26 September 2011

Chickens Come Home to Roost

About a year ago, I wrote a blog that predicted what would happen as a result of a specific (unnamed) corporation’s outsourcing strategy. http://habaconsulting.blogspot.com/2010/10/no-crystal-ball-required.html

It’s time to say, “I told you so.” I do not relish being right in this circumstance, as many hard-working, loyal professionals lost their jobs to overseas workers. But the chickens are coming home to roost, and I must say that I don’t have any sympathy for the big guys that have been calling the shots, who are now scrambling for a solution.

Here’s the update on the situation:

MY PREDICTION: “Customer satisfaction will erode with the quality of support provided by the call center(s).”
WHAT HAS HAPPENED: According to insiders, call response times have increased from seconds to many minutes. Once someone answers the phone, the interaction is frustrating and solutions are elusive. Customers are angry.

MY PREDICTION: “Dissatisfaction with support services will foment into serious complaints to senior business management outside the IT/support arena.”
WHAT HAS HAPPENED: Business owners and managers have been complaining vociferously to the people in power in the business, demanding that something be done to improve the quality of support.

MY PREDICTION: “The relationship between IT and the rest of the company will deteriorate.”
WHAT HAS HAPPENED: Although it was the executives on the business side who made the decision to outsource, the CIO entrusted with implementing the strategy has become the whipping boy for the failure. If the CIO is in bad graces, his organization suffers as well.

MY PREDICTION: “At least some support functions will be brought back in-house.”
WHAT HAS HAPPENED: This is where it gets really interesting. The outsourcing contract is being revised. The vendor has sent letters out to support employees who were laid off early this year to solicit their application to be hired (by the vendor, not the corporation) to establish a support escalation organization.

Where this all goes long term remains to be seen.

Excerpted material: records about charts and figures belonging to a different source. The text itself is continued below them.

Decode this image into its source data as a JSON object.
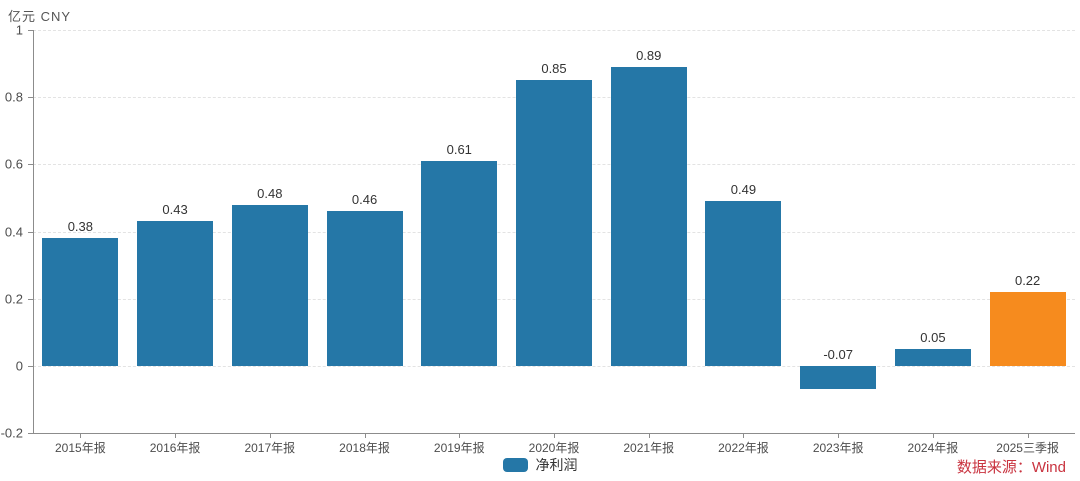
{
  "unit_label": "亿元  CNY",
  "source": {
    "text": "数据来源：Wind",
    "color": "#c9333f"
  },
  "legend": {
    "label": "净利润",
    "swatch_color": "#2577a7",
    "position": "bottom-center"
  },
  "chart_data": {
    "type": "bar",
    "title": "",
    "xlabel": "",
    "ylabel": "亿元 CNY",
    "categories": [
      "2015年报",
      "2016年报",
      "2017年报",
      "2018年报",
      "2019年报",
      "2020年报",
      "2021年报",
      "2022年报",
      "2023年报",
      "2024年报",
      "2025三季报"
    ],
    "series": [
      {
        "name": "净利润",
        "values": [
          0.38,
          0.43,
          0.48,
          0.46,
          0.61,
          0.85,
          0.89,
          0.49,
          -0.07,
          0.05,
          0.22
        ]
      }
    ],
    "data_labels": [
      "0.38",
      "0.43",
      "0.48",
      "0.46",
      "0.61",
      "0.85",
      "0.89",
      "0.49",
      "-0.07",
      "0.05",
      "0.22"
    ],
    "ylim": [
      -0.2,
      1
    ],
    "ytick_values": [
      1,
      0.8,
      0.6,
      0.4,
      0.2,
      0,
      -0.2
    ],
    "ytick_labels": [
      "1",
      "0.8",
      "0.6",
      "0.4",
      "0.2",
      "0",
      "-0.2"
    ],
    "grid": true,
    "gridline_style": "dashed",
    "bar_color": "#2577a7",
    "highlight_color": "#f68b1e",
    "highlight_index": 10,
    "legend_position": "bottom-center"
  }
}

Once in place, will the escalation group staffed by former employees of the corporation end up handling all the calls, making the outsourced first contact group redundant? How many people, burned once by the corporation’s layoffs, will accept a job with the vendor? Will the change in direction and additional services placate the business customers? Will the CIO’s career with the corporation survive?

This would make a really interesting outsourcing case study. I’m staying tuned in.

1 comment:

  1. A lot of these outcomes are so clearly predictable that it makes one wonder where "common sense" has gone as no one seems to have any these days.

    It WOULD make a really good case study for teaching outsourcing do's and don'ts, wouldn't it? Want to jointly develop a course?